A round of cheering and clapping sounded just outside the door before it closed. I sighed my frustration. Everything was all fucking wrong. The music didn’t feel right, neither did the girls shaking their asses or the men waving dollar bills in front of them. The whole scene felt off, and I had no idea why.

This place needed a change. A cleaner image.

Something.

The door opened again, and Jasper appeared, closing the door behind him with a scowl on his face. “What the fuck is going on with you?”

“I’m here to watch, to observe, just like I told you.”

“Well, I just had to comp those fucking idiots a five-hundred-dollar room because you took the two-fifty room they paid for. Why?”

“Jesus Christ, Jasper. Calm down. It’s not like we’re broke. This place needs a makeover. A complete overhaul.”

“What? This place makes plenty of money, even though that’s not why it exists. It cleans the money, remember?”

“It was my idea. Of course, I remember.”

Titty bars were so nineteen eighties, but the cash nature of the business made it a good way to clean some of our dirty money. “What’s your point?”

“My point is this place is fine. It’s perfect, in fact.”

“Bullshit. Look around, Jasper. This place is crawling with exactly the wrong kind of people. Thugs and gangsters, dealers, pimps, and worse, frat boys.”

He scoffed. “We’re in the goddamn Green Zone. What do you expect? And those thugs and gangsters are the reason this place operates in the black. Deep in the black, I might remind you.”

I shook my head. “I’m going to make some changes around here. You’re not doing your job.”

He barked out a laugh. “You’re drunk and not making any sense. Go home, Sadie.” With a shake of his head, Jasper left me alone with my thoughts, the last fucking place I wanted to be.

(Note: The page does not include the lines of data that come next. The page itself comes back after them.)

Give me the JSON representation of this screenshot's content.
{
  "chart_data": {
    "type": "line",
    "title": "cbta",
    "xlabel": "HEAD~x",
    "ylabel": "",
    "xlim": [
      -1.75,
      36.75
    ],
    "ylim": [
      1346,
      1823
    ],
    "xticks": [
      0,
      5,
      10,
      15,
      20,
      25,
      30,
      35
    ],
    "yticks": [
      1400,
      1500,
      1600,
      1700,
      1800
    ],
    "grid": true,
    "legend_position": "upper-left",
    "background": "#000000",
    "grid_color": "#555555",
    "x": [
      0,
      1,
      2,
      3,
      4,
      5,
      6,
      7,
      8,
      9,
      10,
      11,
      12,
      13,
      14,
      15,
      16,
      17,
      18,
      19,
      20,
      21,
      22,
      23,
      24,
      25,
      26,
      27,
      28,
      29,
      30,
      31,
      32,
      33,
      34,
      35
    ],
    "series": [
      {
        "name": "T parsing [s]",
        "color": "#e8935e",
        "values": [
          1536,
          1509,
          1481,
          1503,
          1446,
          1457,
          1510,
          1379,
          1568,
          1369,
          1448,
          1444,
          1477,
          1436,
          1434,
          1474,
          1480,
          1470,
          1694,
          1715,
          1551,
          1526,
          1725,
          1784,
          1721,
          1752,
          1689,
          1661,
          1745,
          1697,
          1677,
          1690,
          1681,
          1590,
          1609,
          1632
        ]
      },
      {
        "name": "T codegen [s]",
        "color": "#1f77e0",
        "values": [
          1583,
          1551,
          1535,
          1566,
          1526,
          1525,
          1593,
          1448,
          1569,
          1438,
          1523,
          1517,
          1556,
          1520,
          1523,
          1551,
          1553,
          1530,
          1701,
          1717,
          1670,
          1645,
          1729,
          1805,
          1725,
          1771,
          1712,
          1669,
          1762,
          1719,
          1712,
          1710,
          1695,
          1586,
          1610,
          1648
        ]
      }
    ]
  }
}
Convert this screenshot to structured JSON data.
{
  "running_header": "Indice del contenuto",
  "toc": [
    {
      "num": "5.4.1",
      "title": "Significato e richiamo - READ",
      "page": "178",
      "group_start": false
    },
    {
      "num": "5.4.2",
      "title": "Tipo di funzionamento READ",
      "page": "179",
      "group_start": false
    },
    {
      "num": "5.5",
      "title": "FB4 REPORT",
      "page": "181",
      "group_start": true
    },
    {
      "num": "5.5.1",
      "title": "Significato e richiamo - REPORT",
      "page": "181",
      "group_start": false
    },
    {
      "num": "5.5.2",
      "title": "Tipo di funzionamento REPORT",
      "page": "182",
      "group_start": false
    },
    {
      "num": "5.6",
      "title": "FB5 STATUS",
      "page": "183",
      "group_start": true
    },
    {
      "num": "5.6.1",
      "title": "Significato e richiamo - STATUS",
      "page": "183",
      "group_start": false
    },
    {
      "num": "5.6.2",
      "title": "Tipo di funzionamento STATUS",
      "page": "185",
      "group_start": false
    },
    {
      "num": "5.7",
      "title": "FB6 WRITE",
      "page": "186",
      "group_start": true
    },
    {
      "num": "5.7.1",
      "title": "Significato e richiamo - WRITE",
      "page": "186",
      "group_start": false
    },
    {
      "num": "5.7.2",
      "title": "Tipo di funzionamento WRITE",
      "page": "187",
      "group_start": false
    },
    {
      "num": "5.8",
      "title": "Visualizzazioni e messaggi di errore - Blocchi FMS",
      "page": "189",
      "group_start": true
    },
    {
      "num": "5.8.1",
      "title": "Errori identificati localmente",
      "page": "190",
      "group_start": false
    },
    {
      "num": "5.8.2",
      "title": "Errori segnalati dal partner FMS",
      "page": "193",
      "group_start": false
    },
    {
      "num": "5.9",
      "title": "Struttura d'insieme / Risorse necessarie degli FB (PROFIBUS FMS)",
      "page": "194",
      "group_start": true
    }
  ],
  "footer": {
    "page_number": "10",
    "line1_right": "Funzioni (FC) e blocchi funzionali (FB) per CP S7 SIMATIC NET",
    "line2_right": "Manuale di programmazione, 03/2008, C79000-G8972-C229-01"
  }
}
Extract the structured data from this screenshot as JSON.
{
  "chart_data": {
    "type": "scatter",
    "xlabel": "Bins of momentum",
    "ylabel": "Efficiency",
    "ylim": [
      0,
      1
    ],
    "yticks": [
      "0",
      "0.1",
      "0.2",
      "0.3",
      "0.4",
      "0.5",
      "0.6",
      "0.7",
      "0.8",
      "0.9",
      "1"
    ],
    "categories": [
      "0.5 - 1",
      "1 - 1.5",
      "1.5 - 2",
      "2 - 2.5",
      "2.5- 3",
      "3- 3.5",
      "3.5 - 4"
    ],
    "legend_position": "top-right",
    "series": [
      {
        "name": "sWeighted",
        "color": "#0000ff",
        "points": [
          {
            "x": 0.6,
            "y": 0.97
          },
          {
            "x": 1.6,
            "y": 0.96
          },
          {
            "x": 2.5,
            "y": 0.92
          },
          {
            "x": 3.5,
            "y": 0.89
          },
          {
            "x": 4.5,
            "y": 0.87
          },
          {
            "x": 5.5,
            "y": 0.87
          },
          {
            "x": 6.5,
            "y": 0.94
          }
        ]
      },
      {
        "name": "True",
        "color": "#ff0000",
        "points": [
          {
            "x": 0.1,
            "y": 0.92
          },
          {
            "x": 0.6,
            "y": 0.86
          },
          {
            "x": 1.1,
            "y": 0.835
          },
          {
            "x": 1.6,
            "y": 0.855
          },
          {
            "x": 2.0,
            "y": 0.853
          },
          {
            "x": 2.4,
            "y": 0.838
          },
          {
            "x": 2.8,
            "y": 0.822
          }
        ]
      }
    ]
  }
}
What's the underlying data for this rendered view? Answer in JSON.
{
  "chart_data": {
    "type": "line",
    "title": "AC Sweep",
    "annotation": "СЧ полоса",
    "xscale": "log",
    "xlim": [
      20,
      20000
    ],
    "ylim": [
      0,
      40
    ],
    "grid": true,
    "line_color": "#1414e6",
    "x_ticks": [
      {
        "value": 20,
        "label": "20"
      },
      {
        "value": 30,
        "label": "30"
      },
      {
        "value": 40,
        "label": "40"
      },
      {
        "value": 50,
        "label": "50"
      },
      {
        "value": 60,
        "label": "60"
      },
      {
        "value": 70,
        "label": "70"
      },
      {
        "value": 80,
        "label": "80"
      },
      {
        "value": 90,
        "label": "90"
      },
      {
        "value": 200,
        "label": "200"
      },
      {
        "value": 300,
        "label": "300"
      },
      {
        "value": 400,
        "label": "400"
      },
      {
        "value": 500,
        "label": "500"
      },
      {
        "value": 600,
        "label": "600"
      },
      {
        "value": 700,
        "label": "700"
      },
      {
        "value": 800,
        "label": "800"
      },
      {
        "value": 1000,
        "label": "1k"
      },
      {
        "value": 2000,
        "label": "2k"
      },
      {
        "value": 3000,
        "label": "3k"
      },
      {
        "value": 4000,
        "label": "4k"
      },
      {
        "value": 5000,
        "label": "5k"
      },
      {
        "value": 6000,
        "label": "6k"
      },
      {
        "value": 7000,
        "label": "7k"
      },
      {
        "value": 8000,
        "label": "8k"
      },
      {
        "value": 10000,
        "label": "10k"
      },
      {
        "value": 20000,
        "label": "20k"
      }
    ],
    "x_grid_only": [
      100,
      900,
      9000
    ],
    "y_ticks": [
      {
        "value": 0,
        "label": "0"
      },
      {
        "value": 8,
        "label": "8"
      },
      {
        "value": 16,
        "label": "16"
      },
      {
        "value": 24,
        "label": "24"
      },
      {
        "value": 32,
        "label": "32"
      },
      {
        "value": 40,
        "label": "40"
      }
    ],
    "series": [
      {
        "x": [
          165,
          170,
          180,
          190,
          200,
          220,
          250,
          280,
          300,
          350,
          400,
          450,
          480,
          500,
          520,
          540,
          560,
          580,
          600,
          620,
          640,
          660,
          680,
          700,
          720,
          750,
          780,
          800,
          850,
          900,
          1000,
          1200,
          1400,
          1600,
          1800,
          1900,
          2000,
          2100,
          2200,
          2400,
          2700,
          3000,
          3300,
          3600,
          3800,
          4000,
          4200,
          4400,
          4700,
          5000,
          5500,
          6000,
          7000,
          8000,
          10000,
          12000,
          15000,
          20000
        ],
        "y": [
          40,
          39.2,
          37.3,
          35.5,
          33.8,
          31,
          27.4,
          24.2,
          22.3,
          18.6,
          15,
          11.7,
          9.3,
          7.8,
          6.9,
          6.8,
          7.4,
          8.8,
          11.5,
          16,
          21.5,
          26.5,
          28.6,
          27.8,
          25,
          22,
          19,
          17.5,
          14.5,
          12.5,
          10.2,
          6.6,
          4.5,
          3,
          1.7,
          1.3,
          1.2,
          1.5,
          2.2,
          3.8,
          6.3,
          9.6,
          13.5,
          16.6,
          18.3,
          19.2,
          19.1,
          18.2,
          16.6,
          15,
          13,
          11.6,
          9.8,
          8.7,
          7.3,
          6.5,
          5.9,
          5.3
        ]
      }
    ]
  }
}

His words pissed me off. No one talked to me that way, no one but him. And now that he knew Colm and I were behind the misery he was forced to endure, I couldn’t blame him. I’d hate me too.

God, I was a weak woman back then.

“Fuck!” I tossed the crystal tumbler across the room, and it shattered against the wall, sending drops of whiskey and shards of glass flying everywhere. “It’s all wrong. All. Fucking. Wrong.”

The door opened again, and I sucked in a breath, ready to lash into Jasper with all the drunken words I could muster, but it wasn’t one of my sons this time. It was another man who had always been my protector and who also offered unwanted, unsolicited advice.

“Come to ruin my fun, Thomas?”

He flashed a smile that didn’t quite reach his eyes and stepped inside, eyeing the shattered glass wreckage, the drops of liquid still sliding down the wall.

“If this is your idea of fun, then perhaps I am.”

“You love to fuck with my fun,” I told him, feeling petulant and a little drunk.

“I don’t.” His gaze locked on mine, held it so I couldn’t look away no matter how hard I tried. “Oliver is waiting in the limo for us.”

“I’m not ready to leave.”

Thomas sighed and put both hands on his hips, a move that highlighted his lean, muscular frame. “Where is your security detail? With everything going on, you shouldn’t be out on your own.”

“On my own?” I laughed at the ridiculousness of that statement. “I’m never fucking alone, Thomas. Not ever. Evan and Hulu are here.”